The Fine Art of Packaging Beer

By David Hartley

Believe it or not, cans and screwtops are not only back, but they are chic.

New England Brew

For the past few decades, drinking beer out of a can has been for the slightly louche among us, the thin tin package of choice for undiscriminating guzzlers at football stadiums and frat-houses. But now the lowly can, once crushed for sport, is becoming fashionable, partly because bottling was the cheapest method of production. .
If microbrewers wanted to can their beer, they would have to contract the work to a bigger brewery. It wasn’t until Canadian brewer Kersten Kloss came up with an affordable canning line that he was able to convince major can producers in America to drop the minimum required order size to a level that independent brewers could afford to work with.

New England Brew

Thanks to Kloss, microbreweries could use the can, but now there was the marketing challenge: the craft beer drinking population believed that high-end beers only came in bottles. The original leaders of the microbrewing bonanza —Anchor Steam, Sierra Nevada, and Samuel Adams — distinguished themselves from corporate breweries by using bottles, and placing their products with imported beers, away from the rows and rows of six-pack cans that filled the domestic shelves of liquor stores.

In 2002, Colorado-based Oskar Blues brewery became the first U.S. microbrewery to brew and can its own beer, a move that all started as a joke. A line at the Oskar Blues website reads, “We started hand-canning our beer two cans at a time. We thought the idea of our bold, hoppy pale ale squeezed into a little can was hilarious. It made us laugh for weeks.”

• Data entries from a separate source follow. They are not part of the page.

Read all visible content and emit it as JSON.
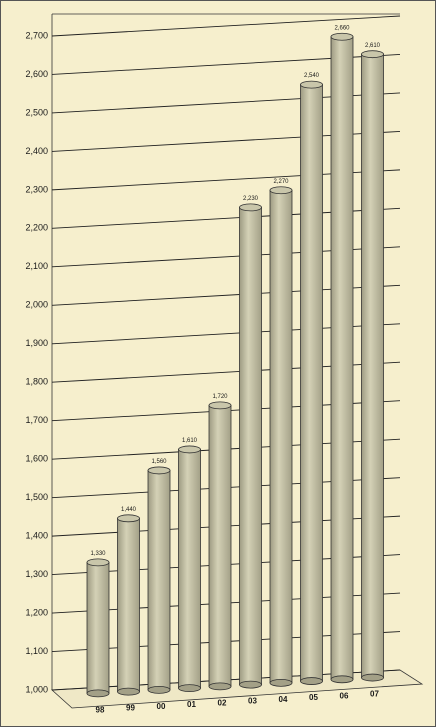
{
  "chart_data": {
    "type": "cylinder-bar",
    "categories": [
      "98",
      "99",
      "00",
      "01",
      "02",
      "03",
      "04",
      "05",
      "06",
      "07"
    ],
    "values": [
      1330,
      1440,
      1560,
      1610,
      1720,
      2230,
      2270,
      2540,
      2660,
      2610
    ],
    "value_labels": [
      "1,330",
      "1,440",
      "1,560",
      "1,610",
      "1,720",
      "2,230",
      "2,270",
      "2,540",
      "2,660",
      "2,610"
    ],
    "color": "#c9c6aa",
    "ylim": [
      1000,
      2700
    ],
    "yticks": [
      {
        "value": 1000,
        "label": "1,000"
      },
      {
        "value": 1100,
        "label": "1,100"
      },
      {
        "value": 1200,
        "label": "1,200"
      },
      {
        "value": 1300,
        "label": "1,300"
      },
      {
        "value": 1400,
        "label": "1,400"
      },
      {
        "value": 1500,
        "label": "1,500"
      },
      {
        "value": 1600,
        "label": "1,600"
      },
      {
        "value": 1700,
        "label": "1,700"
      },
      {
        "value": 1800,
        "label": "1,800"
      },
      {
        "value": 1900,
        "label": "1,900"
      },
      {
        "value": 2000,
        "label": "2,000"
      },
      {
        "value": 2100,
        "label": "2,100"
      },
      {
        "value": 2200,
        "label": "2,200"
      },
      {
        "value": 2300,
        "label": "2,300"
      },
      {
        "value": 2400,
        "label": "2,400"
      },
      {
        "value": 2500,
        "label": "2,500"
      },
      {
        "value": 2600,
        "label": "2,600"
      },
      {
        "value": 2700,
        "label": "2,700"
      }
    ],
    "grid": true
  }
}
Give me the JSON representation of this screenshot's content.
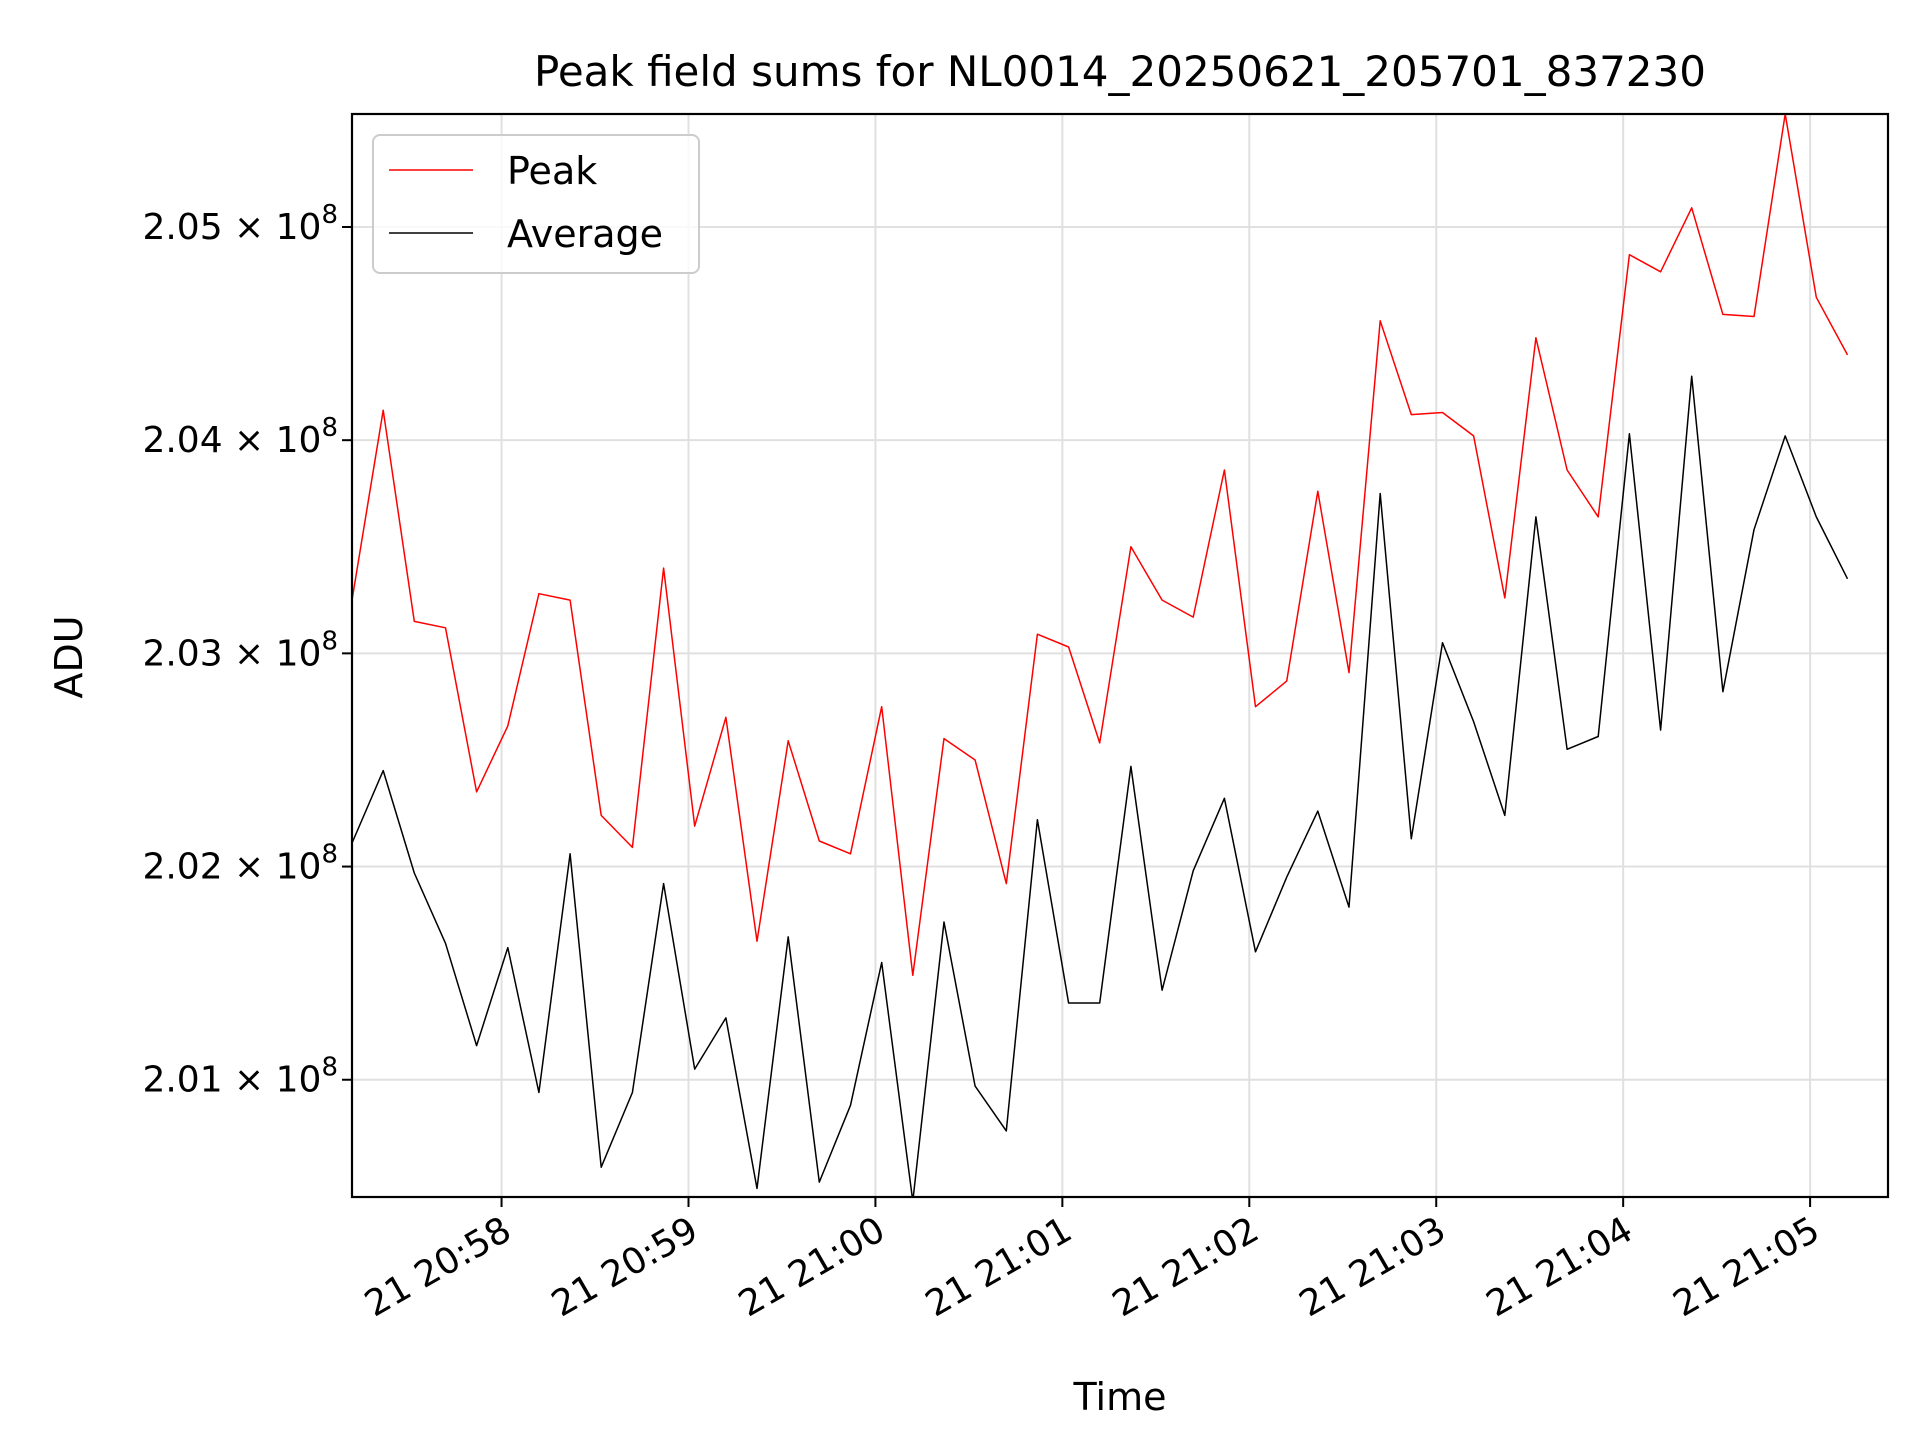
{
  "chart_data": {
    "type": "line",
    "title": "Peak field sums for NL0014_20250621_205701_837230",
    "xlabel": "Time",
    "ylabel": "ADU",
    "x_start": "2025-06-21 20:57:12",
    "x_step_seconds": 10,
    "xlim": [
      "2025-06-21 20:57:12",
      "2025-06-21 21:05:25"
    ],
    "ylim": [
      200450000,
      205530000
    ],
    "x_tick_labels": [
      "21 20:58",
      "21 20:59",
      "21 21:00",
      "21 21:01",
      "21 21:02",
      "21 21:03",
      "21 21:04",
      "21 21:05"
    ],
    "x_tick_values": [
      "2025-06-21 20:58:00",
      "2025-06-21 20:59:00",
      "2025-06-21 21:00:00",
      "2025-06-21 21:01:00",
      "2025-06-21 21:02:00",
      "2025-06-21 21:03:00",
      "2025-06-21 21:04:00",
      "2025-06-21 21:05:00"
    ],
    "y_tick_mantissas": [
      "2.01",
      "2.02",
      "2.03",
      "2.04",
      "2.05"
    ],
    "y_tick_values": [
      201000000,
      202000000,
      203000000,
      204000000,
      205000000
    ],
    "y_tick_exponent_base": "× 10",
    "y_tick_exponent": "8",
    "grid": true,
    "legend_position": "top-left",
    "series": [
      {
        "name": "Peak",
        "color": "#ff0000",
        "values": [
          203250000,
          204140000,
          203150000,
          203120000,
          202350000,
          202660000,
          203280000,
          203250000,
          202240000,
          202090000,
          203400000,
          202190000,
          202700000,
          201650000,
          202590000,
          202120000,
          202060000,
          202750000,
          201490000,
          202600000,
          202500000,
          201920000,
          203090000,
          203030000,
          202580000,
          203500000,
          203250000,
          203170000,
          203860000,
          202750000,
          202870000,
          203760000,
          202910000,
          204560000,
          204120000,
          204130000,
          204020000,
          203260000,
          204480000,
          203860000,
          203640000,
          204870000,
          204790000,
          205090000,
          204590000,
          204580000,
          205530000,
          204670000,
          204400000
        ]
      },
      {
        "name": "Average",
        "color": "#000000",
        "values": [
          202110000,
          202450000,
          201970000,
          201640000,
          201160000,
          201620000,
          200940000,
          202060000,
          200590000,
          200940000,
          201920000,
          201050000,
          201290000,
          200490000,
          201670000,
          200520000,
          200880000,
          201550000,
          200430000,
          201740000,
          200970000,
          200760000,
          202220000,
          201360000,
          201360000,
          202470000,
          201420000,
          201980000,
          202320000,
          201600000,
          201950000,
          202260000,
          201810000,
          203750000,
          202130000,
          203050000,
          202680000,
          202240000,
          203640000,
          202550000,
          202610000,
          204030000,
          202640000,
          204300000,
          202820000,
          203580000,
          204020000,
          203640000,
          203350000
        ]
      }
    ]
  }
}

But that self-deprecating attitude hides a truth: Oskar Blues had learnt something essential about the craft; that cans are actually better for beer quality, despite the aesthetic and class stereotypes.

The return to the can comes at a time that another metal symbol of alcoholic lore is making a comeback on the American wine market: the screwcap, or, in official parlance, the Stelvin closure. Why?

It is estimated that one out 20 wines are lost to cork taint. A wine becomes “corked” when air leaks through the seal, speeding the aging process of the wine. When the consumer opens the wine they are overwhelmed by the distinct smell of wet newspaper and moldy grapes.

Cork is becoming increasingly hard to get and expensive. Moreover, it has always been an imperfect seal; the Stelvin closure is a natural solution. Unfortunately, when the wine drinking population saw their chi-chi drink in bottles without cork they were shocked, confused, and turned off. They associated the screwcap with jug wines like Thunderbird, cheap magnums of white zinfandel, and their grandfather’s swilling wine. To some, the revival of the Stelvin closure remains as unthinkable as drinking champagne from a can, even though the bubbly is now being made by film legend Francis Ford Coppola; it is named for his daughter Sofia and packaged in a pink can.

After a few years of dealing, by necessity, with screwtops, the wine-drinking public has become accepting, if only half-heartedly. No such problem for beer drinkers, who are converting to the can across the country. They know that what counts is the strength of the brew, not shape of the package.

A Brief Guide to Great Canned Beer

Dales Pale Ale: Medium amber color, aromatic hops pour from the glass; Beer is balanced by hints of caramel sweetness from the malt; Finishes clean and bitter without being overwhelming. (Hear how, in 2002, Oskar Blues became the first US microbrewery to brew and can its own beer. It started hand canning its beer two cans at a time, on a small table-top machine.)

Old Chub Scottish Style Ale: Dark, almost black, color; hints of burnt chocolate and smoke sneak from the glass; Smooth creamy body; Finishes hearty with being heavy; Almost impossible to believe the alcohol content is 8 percent.

New England Brewing Company Atlantic Amber: Beautiful ruby color; toasted biscuit floats from the glass; Extremely malty and heavy, almost like a lager; Finishes with a huge does of hops, atypical of an amber; If anything, may be overwhelming after the second can.

Brooklyn Lager: Amber, gold color; Nose gives off hints of coriander and spice; Classic lager-style malt is balanced by notes of floral hops; Finish is strong without being overwhelming.


  1. D.Bieganousky on March 21, 2007 at 4:04 am

    Excellent article, very information. I have recently acquired a taste for champaigne, but the bottles were too big to finish at one sitting, (sometimes) now I will look for the pink little can.